You can change airlines later through the Job Market, but the first airline defines your starting path.

Training path

The selected airline offers aircraft families or type paths that fit its fleet. Choose the path you want to train on. This determines the aircraft family your starter training is built around. If you do not already have that Career type rating, your first contract may start as a training contract.

Interview

The interview is part of the hiring flow. Interviews use 10 questions and have a 48-hour window once opened. For starter onboarding, the interview does not normally block you from starting Career Mode, but the score can affect the pay level of the offer. For later job applications, interviews are more important. You may need to pass the interview before moving forward with the offer.

Base selection

After the interview, choose a base. The base must be valid for:
  • The selected airline.
  • The selected training path or aircraft family.
  • The airline’s Career network.
Your base affects where your career starts and can matter for dispatch, commuting, relocation, and company operations.

First contract

The first contract depends on your type-rating state. If you already hold the selected Career type rating, you may enter as a First Officer. If you do not hold the type rating, you may begin as an FO Trainee. Training contracts usually pay less than normal employment.

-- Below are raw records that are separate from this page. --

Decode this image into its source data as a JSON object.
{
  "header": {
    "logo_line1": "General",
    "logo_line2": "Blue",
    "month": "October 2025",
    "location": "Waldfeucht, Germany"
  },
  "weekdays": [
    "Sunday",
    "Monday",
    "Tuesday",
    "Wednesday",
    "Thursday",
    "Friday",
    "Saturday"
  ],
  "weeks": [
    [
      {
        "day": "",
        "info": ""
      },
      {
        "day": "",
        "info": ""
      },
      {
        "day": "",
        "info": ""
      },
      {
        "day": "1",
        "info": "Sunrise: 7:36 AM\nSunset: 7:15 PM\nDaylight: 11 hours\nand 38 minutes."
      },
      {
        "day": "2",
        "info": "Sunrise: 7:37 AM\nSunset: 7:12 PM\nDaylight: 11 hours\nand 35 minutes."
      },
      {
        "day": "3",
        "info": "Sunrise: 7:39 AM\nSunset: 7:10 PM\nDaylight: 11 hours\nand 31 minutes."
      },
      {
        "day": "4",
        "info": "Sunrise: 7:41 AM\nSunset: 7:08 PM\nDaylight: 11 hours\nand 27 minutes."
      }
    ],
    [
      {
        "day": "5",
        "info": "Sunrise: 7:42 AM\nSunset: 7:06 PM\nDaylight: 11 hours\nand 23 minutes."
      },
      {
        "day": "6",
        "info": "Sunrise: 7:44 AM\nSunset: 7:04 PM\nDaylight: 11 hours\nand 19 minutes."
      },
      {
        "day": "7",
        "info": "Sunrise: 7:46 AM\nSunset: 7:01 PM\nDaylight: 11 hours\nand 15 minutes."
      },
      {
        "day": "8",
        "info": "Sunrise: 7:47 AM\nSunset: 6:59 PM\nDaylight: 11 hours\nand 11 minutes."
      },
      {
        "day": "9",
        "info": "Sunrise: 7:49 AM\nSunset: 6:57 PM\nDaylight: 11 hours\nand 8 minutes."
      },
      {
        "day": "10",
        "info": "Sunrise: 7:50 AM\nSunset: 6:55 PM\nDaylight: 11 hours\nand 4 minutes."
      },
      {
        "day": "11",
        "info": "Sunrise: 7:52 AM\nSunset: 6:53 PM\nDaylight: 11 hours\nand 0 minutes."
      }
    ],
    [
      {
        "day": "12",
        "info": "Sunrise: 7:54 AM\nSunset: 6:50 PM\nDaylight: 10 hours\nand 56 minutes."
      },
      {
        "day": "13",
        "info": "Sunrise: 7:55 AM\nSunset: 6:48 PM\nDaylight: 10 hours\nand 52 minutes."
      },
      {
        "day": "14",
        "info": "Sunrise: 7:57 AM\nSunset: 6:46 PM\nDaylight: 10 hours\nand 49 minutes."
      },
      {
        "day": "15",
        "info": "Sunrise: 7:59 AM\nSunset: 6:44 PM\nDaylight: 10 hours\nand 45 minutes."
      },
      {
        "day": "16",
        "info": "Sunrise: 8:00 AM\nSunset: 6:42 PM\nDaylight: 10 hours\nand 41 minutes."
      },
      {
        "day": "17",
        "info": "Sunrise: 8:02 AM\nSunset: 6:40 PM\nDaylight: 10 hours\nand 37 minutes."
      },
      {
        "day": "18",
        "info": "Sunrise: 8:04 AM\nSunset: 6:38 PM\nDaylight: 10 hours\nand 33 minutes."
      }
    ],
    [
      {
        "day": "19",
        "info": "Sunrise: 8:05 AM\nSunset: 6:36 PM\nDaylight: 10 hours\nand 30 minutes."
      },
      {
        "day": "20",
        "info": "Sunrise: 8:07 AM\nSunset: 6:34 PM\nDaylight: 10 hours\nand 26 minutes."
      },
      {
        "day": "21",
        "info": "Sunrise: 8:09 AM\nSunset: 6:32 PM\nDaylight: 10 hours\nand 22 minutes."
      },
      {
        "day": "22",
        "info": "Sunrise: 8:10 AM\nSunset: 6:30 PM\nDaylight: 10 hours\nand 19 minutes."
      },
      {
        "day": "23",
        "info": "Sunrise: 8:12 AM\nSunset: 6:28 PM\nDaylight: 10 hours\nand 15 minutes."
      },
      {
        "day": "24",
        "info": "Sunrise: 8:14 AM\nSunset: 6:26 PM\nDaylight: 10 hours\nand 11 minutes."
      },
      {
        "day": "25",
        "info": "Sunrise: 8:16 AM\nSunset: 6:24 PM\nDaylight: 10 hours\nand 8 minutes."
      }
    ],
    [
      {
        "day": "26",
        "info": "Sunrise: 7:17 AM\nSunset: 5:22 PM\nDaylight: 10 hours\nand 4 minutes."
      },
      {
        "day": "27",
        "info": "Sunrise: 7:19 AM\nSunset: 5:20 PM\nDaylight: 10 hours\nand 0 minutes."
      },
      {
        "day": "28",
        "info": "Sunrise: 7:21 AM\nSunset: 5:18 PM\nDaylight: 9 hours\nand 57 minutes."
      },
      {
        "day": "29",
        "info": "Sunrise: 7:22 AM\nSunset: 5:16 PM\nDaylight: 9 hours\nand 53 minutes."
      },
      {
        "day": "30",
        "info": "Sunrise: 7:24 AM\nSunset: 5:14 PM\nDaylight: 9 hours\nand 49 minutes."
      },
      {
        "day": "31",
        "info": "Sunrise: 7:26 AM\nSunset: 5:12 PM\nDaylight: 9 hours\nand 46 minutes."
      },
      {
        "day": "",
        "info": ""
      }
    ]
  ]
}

They can include sponsored support, such as housing support, depending on the offer.

After signing

After the first contract is signed:
  • Your Career Dashboard becomes your command center.
  • Training or dispatch work becomes available based on your contract.
  • Your employer appears in My Company.
  • Your money appears in Finance.
  • Your Career profile begins tracking Career progress.

Common mistakes

  • Choosing Hard difficulty without expecting stricter training.
  • Picking a starter airline only by logo instead of checking base and fleet options.
  • Ignoring the aircraft family selected during training path.
  • Opening an interview and letting the window expire.
  • Choosing a base without thinking about where you want to fly from.
  • Expecting full dispatch before training or contract requirements are complete.